Badli is now an urban village, having lost its most of the land through the Government acquisition for the development of Rohini. It has a railway and metro rail station.

Badli now is an assembly constituency being represented by the two times councilor and present MLA sh. Ahir Deepak Choudhary. The constituency consists of two urban villages namely Badli and Samaypur, while also including three rural villages: Libaspur, Siraspur, and Bhalswa.

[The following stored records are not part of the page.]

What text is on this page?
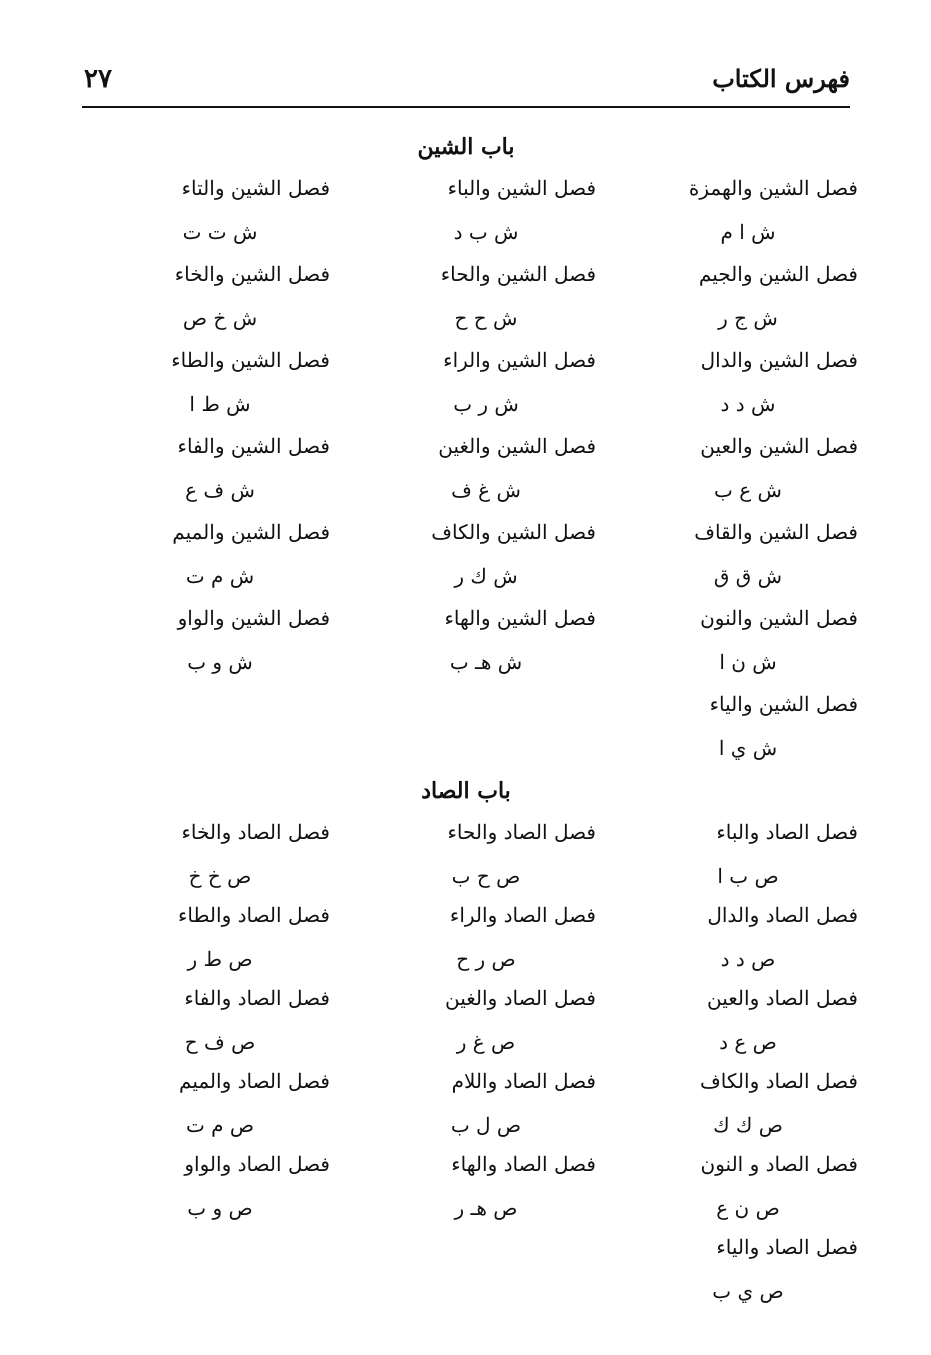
فهرس الكتاب
٢٧
باب الشين
فصل الشين والهمزة
ش ا م
فصل الشين والجيم
ش ج ر
فصل الشين والدال
ش د د
فصل الشين والعين
ش ع ب
فصل الشين والقاف
ش ق ق
فصل الشين والنون
ش ن ا
فصل الشين والياء
ش ي ا
فصل الشين والباء
ش ب د
فصل الشين والحاء
ش ح ح
فصل الشين والراء
ش ر ب
فصل الشين والغين
ش غ ف
فصل الشين والكاف
ش ك ر
فصل الشين والهاء
ش هـ ب
فصل الشين والتاء
ش ت ت
فصل الشين والخاء
ش خ ص
فصل الشين والطاء
ش ط ا
فصل الشين والفاء
ش ف ع
فصل الشين والميم
ش م ت
فصل الشين والواو
ش و ب
باب الصاد
فصل الصاد والباء
ص ب ا
فصل الصاد والدال
ص د د
فصل الصاد والعين
ص ع د
فصل الصاد والكاف
ص ك ك
فصل الصاد و النون
ص ن ع
فصل الصاد والياء
ص ي ب
فصل الصاد والحاء
ص ح ب
فصل الصاد والراء
ص ر ح
فصل الصاد والغين
ص غ ر
فصل الصاد واللام
ص ل ب
فصل الصاد والهاء
ص هـ ر
فصل الصاد والخاء
ص خ خ
فصل الصاد والطاء
ص ط ر
فصل الصاد والفاء
ص ف ح
فصل الصاد والميم
ص م ت
فصل الصاد والواو
ص و ب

It has two resettlement colonies: Bhalswa & Jahangirpuri. It also has around 32 unauthorised colonies.

==Administration==
Member of the Legislative Assembly from Badli is Gajendra Yadav of Bharatiya Janata Party, who won in 2025 Delhi Legislative Assembly election for the first time. In 2015 Yadav defeated then incumbent Devender Yadav of INC.

==Badli Industrial Area==
Badli Industrial Area is one of the important Industrial areas of Amritsar Delhi Kolkata Industrial Corridor, of North Delhi Badli village is an urban village of North West Delhi located near Delhi Technological University (formerly Delhi College of Engineering or DCE). Badli is nearby NH 1 with Rohini on east, Samaypur Industrial Area at Samaypur on west, the outer ring road forms the north boundary.

Kundli Industrial Area, Delhi Western Peripheral Expressway and Rajiv Gandhi Education City on Grand Trunk Road (NH 44) also lie in its vicinity. It is also connected by the under implementation Delhi-Sonipat Metro extension of Yellow line to be completed in Phase IV by March 2022.